Imperial approved a new oilsands project last year that was initially expected to produce about 75,000 barrels per day by 2022, while lowering emissions per barrel by up to 25 per cent through the use of solvents.
Kruger has been one of the fiercest critics of the policy and wasn’t backing down from that stance Wednesday.
“Long term, we need to see the curtailment policy go away,” he said. “It’s a new risk, a risk we hadn’t contemplated and, yeah, it affected our confidence in pursuing what was, at that point in time, our investment plan.”
Many petroleum producers back curtailment, which has kept Canadian oil prices from collapsing as they did last fall due to a lack of transportation capacity out of Western Canada.
Canadian Natural Resources, one of the main supporters of the policy, increased its 2020 capital spending program on Wednesday to $4.05 billion.
The country’s largest producer said recent government changes to exempt new conventional oil drilling from output quotas led it to bump up its budget by about $250 million over 2019 levels, adding about 60 drilling locations that should create an estimated 1,000 full-time equivalent jobs.
The provincial government knows Alberta needs to get off of production restrictions if it wants to see more investment.
“The issue is there’s not enough take-away capacity on pipelines, so if you don’t have the capacity to move it, you’re not going to invest to produce it,” Energy Minister Sonya Savage told reporters at the legislature.
The future of the Aspen project will soon rest in the hands of Imperial’s new CEO, and people across the industry will be watching closely to see what happens next.
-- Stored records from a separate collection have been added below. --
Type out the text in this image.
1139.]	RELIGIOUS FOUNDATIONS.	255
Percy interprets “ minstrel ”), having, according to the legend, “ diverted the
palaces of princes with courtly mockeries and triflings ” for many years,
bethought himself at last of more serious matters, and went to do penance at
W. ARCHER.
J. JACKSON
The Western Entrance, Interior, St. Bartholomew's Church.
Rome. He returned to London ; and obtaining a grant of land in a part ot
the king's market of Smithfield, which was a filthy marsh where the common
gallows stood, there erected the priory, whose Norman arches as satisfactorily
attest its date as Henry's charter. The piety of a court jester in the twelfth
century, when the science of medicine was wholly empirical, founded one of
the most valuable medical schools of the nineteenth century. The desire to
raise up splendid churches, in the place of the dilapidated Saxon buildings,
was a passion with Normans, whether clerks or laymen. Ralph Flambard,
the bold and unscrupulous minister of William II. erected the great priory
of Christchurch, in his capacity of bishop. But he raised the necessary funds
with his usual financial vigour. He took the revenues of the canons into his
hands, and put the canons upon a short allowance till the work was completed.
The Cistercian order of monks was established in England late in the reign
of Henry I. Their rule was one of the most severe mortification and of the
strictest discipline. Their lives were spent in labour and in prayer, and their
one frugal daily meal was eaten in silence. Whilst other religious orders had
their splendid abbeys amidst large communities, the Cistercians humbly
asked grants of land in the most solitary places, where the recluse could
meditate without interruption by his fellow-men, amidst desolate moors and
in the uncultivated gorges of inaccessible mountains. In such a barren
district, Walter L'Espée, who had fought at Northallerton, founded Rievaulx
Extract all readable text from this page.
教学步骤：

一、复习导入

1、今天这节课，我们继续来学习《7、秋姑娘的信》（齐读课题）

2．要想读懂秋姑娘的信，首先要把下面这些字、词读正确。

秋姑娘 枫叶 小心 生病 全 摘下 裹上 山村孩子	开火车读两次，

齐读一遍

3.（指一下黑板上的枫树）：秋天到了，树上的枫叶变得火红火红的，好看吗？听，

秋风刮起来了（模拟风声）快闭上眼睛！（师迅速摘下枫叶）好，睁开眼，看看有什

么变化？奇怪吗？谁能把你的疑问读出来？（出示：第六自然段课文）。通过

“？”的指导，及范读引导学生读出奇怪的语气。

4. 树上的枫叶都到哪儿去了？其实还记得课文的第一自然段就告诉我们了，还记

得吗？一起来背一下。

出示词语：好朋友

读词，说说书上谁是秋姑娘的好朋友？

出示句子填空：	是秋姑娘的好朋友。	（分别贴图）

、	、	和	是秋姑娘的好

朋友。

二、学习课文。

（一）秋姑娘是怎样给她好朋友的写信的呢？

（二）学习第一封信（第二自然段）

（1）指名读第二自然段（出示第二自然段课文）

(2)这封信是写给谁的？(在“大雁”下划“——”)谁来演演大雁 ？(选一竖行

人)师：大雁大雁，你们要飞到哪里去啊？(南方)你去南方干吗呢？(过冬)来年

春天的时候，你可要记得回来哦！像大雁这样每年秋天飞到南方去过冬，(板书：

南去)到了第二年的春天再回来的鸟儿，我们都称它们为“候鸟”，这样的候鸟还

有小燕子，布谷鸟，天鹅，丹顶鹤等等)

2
Just don’t expect the outgoing boss to stop advocating for more oil production from Canada as energy demand increases in the world.
“Every new barrel in Alberta, whether it’s from Imperial or the rest of the industry, is an improved environmental performance over the historic barrels — that’s how you get better,” Kruger said.
“For the industry to continue to improve, we have to be able to grow. And to grow, we need expanded market access.”